How to write prometheus alert rules for mesos and HAProxy process down.?

I am working on a task where I need to configure and validate prometheus alertmanager.User should get alert when mesos process and HAProxy process is down, I tried to find alert rules for these on internet, but did not find proper. Can any one tell me how to write the alert rules for these. basically need condition clause.
This depends on how you are monitoring things. Let's use HAProxy as an example and say you are using the HAProxy Exporter (https://github.com/prometheus/haproxy_exporter) to monitor it. The HAProxy Exporter includes a metric named haproxy_up, which indicates whether it successfully scraped HAProxy (when Prometheus in turn scraped the exporter). If HAProxy couldn't be scraped, haproxy_up will have a value of 0 and you can alert on that. Let's say your HAProxy Exporter has a Prometheus job name of haproxy-exporter. You could then write an alerting rule like this:
ALERT HAProxyDown
IF haproxy_up{job="haproxy-exporter"} == 0
FOR 5m
LABELS {
severity = "page"
}
ANNOTATIONS {
summary = "HAProxy {{ $labels.instance }} down",
description = "HAProxy {{ $labels.instance }} could not be scraped."
}
This will send an alert if any HAProxy instance could not be scraped for more than 5 minutes.

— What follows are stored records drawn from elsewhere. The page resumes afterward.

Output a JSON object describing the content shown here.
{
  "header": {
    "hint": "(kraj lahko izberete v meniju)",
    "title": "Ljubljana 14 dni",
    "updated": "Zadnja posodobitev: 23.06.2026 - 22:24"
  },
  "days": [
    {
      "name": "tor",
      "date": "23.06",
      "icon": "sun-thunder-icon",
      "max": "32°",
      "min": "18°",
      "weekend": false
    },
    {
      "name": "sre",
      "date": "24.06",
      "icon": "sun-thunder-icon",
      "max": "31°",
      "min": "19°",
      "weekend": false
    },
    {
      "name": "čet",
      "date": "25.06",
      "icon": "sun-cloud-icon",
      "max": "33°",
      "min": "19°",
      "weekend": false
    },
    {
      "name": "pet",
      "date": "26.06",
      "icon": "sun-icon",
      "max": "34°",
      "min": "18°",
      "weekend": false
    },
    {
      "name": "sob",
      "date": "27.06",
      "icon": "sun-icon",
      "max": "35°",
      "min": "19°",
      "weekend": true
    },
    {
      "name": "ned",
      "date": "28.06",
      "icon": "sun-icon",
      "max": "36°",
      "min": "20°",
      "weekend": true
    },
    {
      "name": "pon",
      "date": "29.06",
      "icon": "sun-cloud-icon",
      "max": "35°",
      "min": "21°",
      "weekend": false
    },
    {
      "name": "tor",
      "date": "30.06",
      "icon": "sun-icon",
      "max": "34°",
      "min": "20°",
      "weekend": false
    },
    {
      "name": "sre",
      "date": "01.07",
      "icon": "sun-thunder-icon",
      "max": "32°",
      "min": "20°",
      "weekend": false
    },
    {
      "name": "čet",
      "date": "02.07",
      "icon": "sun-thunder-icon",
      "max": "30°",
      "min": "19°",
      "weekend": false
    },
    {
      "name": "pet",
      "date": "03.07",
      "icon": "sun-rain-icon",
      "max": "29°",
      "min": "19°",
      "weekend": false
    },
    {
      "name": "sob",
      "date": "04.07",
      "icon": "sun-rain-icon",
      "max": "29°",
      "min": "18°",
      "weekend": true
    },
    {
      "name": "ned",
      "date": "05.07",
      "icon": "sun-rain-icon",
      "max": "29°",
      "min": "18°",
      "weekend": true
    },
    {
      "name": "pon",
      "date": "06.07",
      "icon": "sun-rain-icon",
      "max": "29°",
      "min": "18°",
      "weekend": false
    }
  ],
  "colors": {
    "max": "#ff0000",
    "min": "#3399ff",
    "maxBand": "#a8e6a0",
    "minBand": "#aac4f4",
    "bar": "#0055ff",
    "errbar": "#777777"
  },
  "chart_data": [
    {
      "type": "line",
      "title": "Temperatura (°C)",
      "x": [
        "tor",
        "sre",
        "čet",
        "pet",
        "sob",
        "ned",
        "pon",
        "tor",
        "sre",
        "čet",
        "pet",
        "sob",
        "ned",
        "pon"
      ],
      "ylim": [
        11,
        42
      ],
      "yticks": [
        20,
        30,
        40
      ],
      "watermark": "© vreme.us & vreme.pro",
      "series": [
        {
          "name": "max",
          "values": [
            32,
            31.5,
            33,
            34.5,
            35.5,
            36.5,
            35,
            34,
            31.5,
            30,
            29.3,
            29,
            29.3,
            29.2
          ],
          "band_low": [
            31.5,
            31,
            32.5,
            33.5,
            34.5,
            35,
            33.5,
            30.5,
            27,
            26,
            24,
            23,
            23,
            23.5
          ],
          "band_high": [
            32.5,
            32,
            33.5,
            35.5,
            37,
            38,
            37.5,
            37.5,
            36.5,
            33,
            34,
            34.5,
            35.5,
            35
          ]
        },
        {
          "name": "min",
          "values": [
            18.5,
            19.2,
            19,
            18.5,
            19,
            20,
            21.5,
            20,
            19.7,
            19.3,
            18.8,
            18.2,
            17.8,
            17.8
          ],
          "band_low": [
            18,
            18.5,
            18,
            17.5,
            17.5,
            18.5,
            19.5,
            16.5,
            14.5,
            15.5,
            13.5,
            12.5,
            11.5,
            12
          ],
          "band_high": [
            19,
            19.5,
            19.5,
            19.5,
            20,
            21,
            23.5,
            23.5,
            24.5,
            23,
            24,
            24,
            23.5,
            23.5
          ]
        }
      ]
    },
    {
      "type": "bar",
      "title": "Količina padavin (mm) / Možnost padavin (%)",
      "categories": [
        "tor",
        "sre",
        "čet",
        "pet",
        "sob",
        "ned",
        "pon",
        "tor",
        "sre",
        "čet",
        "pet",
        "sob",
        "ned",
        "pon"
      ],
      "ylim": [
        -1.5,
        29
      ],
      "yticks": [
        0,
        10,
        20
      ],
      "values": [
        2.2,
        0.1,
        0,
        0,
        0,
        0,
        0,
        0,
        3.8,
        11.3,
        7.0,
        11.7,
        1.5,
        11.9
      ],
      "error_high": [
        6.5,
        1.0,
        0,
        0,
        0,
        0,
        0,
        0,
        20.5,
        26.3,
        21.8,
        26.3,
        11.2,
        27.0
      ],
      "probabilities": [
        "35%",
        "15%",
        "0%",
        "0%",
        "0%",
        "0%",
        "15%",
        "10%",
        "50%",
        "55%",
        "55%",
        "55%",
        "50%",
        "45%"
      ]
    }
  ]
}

If you wanted to know whether the exporter (instead of HAProxy itself) was down, you could instead use the expression up{job="haproxy-exporter"} == 0 to find any down HAProxy Exporter instances. Probably you'll want to check both actually.
I can't say much about Mesos and its exporter since I don't have any experience with them, but I imagine it would be something similar.
Also for export mesos metrics you should use mesos-exporter. https://github.com/prometheus-junkyard/mesos_exporter
https://hub.docker.com/r/prom/mesos-exporter/
It also has mesos_up metric. Your alert should be the same like HaProxy alert:
ALERT MesosMasterDown
IF mesos_up{job="mesos-master-exporter"} == 0
FOR 5m
LABELS {
severity = "page"
}
ANNOTATIONS {
summary = "Mesos master {{ $labels.instance }} down",
description = "Mesos master {{ $labels.instance }} could not be scraped."
}
ALERT MesosSlaveDown
IF mesos_up{job="mesos-slave-exporter"} == 0
FOR 5m
LABELS {
severity = "page"
}
ANNOTATIONS {
summary = "Mesos slave {{ $labels.instance }} down",
description = "Mesos slave {{ $labels.instance }} could not be scraped."
}